Why Competing With Men Has Left Women Out Of Touch With Their Feminine Side
By ANNA PASTERNAK
Recently, the media has been awash with articles suggesting that career women are to relationships what garlic is to a vampire - the kiss of death.
We're unable to sustain meaningful unions, apparently, because men are intimidated by our intellect, threatened by our higher earning potential and turned off by our controlling, capable, yet powerful personalities.
While this has been my personal experience - I was left by the father of my daughter (now nearly five) three years ago when I was the higher earner - I think that the issue goes far deeper.
It is more psychological than sociological.

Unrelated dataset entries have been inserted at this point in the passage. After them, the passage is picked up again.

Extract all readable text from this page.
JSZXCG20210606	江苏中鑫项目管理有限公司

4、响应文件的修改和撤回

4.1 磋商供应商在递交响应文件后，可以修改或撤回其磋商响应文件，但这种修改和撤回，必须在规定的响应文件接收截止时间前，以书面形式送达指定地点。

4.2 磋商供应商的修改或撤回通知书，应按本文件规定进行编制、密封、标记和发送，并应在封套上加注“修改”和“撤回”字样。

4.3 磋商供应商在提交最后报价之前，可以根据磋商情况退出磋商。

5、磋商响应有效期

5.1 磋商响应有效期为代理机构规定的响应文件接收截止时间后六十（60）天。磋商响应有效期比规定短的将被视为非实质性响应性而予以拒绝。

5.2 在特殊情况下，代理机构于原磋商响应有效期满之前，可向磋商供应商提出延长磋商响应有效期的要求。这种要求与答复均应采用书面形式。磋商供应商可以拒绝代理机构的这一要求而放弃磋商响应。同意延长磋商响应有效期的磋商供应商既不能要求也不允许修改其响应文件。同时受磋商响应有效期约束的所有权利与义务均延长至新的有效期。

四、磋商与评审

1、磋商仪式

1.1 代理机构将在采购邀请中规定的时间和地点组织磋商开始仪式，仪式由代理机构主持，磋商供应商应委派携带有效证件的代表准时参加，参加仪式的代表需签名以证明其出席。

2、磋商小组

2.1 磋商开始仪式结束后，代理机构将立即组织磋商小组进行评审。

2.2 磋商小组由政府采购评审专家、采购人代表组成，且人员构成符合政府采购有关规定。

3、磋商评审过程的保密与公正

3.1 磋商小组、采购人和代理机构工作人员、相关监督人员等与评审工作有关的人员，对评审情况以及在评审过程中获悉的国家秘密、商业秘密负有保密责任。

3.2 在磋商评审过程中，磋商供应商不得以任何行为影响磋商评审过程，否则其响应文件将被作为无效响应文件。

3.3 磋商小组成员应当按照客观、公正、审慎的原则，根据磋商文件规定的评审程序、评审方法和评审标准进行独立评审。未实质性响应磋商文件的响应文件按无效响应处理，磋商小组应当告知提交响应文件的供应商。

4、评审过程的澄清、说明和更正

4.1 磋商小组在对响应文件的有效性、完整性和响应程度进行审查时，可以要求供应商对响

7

The problem, I believe, is not so much with career women per se, but that women are increasingly out of balance with themselves and, therefore, with men. I know I am.
In the past three years of being single, I have been on a handful of dates.
Two years ago I went to dinner with a doctor who told me that I 'wasn't in touch with my femininity' as I 'didn't flirt or wear much make-up'.
His diagnosis also included the undeniable fact that I was in 'acute need of affection'.
The last straw came four months ago when I had dinner with a successful, high-profile entrepreneur who literally screamed at me that I was 'so in control it was scary' - although he did backtrack when I dropped my head towards my plate and started sobbing.
As well as being hurt, I was shocked and outraged.
What, I thought, had become of modern man's chivalry?
But later, I grudgingly reasoned, maybe he had a point - what had become of my femininity?
The difficulty for many of today's career women is that in order to compete with men, we've morphed into them.
We've worked ourselves half to death in order to conquer the career ladder, yet in the process we've trampled our core femininity into the ground.